NASA Tech Briefs were first published about 1963 by the Technology Utilization Office at NASA HQ (Washington, D.C.) as single-page documents. Over the years, hundreds of such documents were published and disseminated covering many areas of science and industry. The material for these documents was collected by TU offices in each of the NASA field centers, as well as from all of their contractors. Most work done under NASA contract was presumed to be the property of NASA and was freely disseminated to industry and the public. Compilations of these became available in the 1970s.
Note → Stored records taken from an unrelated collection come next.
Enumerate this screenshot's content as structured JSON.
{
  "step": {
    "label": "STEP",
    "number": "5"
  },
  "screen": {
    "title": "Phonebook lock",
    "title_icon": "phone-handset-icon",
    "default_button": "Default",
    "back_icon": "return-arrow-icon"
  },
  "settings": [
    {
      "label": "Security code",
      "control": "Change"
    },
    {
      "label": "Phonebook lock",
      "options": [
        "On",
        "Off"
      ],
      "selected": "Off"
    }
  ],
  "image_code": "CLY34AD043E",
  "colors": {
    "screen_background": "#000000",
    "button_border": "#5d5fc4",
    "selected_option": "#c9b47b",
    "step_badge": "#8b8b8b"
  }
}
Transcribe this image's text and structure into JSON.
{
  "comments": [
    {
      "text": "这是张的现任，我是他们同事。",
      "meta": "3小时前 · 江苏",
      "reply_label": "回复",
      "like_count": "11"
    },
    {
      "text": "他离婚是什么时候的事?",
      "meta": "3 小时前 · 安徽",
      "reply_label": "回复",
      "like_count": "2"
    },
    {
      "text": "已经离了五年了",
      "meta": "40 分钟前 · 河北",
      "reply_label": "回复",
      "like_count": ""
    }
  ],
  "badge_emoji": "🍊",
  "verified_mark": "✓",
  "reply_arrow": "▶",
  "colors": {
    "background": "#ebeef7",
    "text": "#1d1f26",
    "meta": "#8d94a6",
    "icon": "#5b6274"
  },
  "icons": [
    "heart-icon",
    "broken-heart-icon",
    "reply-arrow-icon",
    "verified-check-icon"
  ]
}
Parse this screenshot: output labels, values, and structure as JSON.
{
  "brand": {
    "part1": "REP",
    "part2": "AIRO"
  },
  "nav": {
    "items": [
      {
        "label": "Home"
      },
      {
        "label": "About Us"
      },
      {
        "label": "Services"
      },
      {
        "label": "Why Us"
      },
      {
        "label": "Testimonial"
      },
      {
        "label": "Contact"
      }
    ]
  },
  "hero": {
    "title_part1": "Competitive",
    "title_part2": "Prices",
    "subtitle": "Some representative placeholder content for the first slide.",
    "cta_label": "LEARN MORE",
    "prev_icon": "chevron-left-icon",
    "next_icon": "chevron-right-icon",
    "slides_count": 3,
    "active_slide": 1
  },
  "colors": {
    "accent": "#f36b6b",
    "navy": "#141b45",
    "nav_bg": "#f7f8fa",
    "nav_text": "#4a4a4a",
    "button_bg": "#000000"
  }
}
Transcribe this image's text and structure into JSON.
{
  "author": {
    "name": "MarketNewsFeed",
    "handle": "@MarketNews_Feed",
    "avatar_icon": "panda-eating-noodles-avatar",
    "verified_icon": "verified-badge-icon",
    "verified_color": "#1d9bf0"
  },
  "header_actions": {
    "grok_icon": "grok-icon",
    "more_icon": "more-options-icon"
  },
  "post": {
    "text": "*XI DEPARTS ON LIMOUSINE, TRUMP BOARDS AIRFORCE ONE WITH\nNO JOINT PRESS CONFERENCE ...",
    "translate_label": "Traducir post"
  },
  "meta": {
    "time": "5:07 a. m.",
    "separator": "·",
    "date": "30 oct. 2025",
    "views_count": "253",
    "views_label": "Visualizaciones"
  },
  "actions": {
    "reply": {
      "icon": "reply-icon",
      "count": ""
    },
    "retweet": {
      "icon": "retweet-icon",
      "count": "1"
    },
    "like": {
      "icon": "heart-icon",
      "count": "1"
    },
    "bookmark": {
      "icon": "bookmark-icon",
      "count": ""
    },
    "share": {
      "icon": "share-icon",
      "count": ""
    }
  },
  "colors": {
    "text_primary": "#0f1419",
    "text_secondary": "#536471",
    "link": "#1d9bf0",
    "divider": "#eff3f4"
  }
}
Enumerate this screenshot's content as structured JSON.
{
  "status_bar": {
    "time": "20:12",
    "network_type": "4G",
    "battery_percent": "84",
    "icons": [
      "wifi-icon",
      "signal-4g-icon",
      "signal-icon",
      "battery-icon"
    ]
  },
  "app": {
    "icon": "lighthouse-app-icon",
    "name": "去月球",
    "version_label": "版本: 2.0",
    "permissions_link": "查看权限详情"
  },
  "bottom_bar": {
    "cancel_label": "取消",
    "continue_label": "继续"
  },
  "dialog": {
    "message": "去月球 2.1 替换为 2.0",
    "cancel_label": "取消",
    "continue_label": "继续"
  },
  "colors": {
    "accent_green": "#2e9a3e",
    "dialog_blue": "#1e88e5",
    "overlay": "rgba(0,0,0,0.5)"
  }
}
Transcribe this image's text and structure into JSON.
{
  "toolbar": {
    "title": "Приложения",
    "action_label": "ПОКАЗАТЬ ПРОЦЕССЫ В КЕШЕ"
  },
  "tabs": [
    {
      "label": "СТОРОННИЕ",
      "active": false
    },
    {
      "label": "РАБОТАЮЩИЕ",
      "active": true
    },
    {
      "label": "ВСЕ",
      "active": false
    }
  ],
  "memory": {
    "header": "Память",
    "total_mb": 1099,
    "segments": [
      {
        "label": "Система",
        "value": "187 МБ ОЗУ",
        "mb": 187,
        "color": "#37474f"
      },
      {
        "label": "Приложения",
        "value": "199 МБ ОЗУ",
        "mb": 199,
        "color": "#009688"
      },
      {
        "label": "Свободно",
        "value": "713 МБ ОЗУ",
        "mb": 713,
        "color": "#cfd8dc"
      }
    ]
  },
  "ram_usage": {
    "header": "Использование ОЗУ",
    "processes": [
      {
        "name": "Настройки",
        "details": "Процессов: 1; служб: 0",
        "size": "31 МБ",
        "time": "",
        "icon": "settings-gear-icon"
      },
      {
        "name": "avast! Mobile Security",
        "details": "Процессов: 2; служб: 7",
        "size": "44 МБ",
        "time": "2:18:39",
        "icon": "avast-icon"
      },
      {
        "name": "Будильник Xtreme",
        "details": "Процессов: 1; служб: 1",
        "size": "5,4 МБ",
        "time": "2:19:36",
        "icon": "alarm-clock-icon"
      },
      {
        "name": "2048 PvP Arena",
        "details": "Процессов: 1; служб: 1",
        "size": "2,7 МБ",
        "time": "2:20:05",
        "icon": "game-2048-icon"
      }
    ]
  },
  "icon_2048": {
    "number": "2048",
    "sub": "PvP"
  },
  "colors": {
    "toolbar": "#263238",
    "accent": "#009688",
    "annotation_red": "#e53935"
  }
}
Since then, it has been a joint publishing venture of NASA and Tech Briefs Media Group, a unit of SAE International, since 1985. It is headquartered in New York City and the publisher is Joe Pramberger.

The monthly magazine features reports of innovations developed by NASA and its industry partners/contractors. NASA Tech Briefs also contains articles on NASA spinoffs, NASA tech transfer resources, and application stories. Regular columns describe new patents, industry products, software, and literature.

The associated commercial ad-supported web site is privately owned and is not an official Web site of the National Aeronautics and Space Administration, nor is it sponsored by NASA.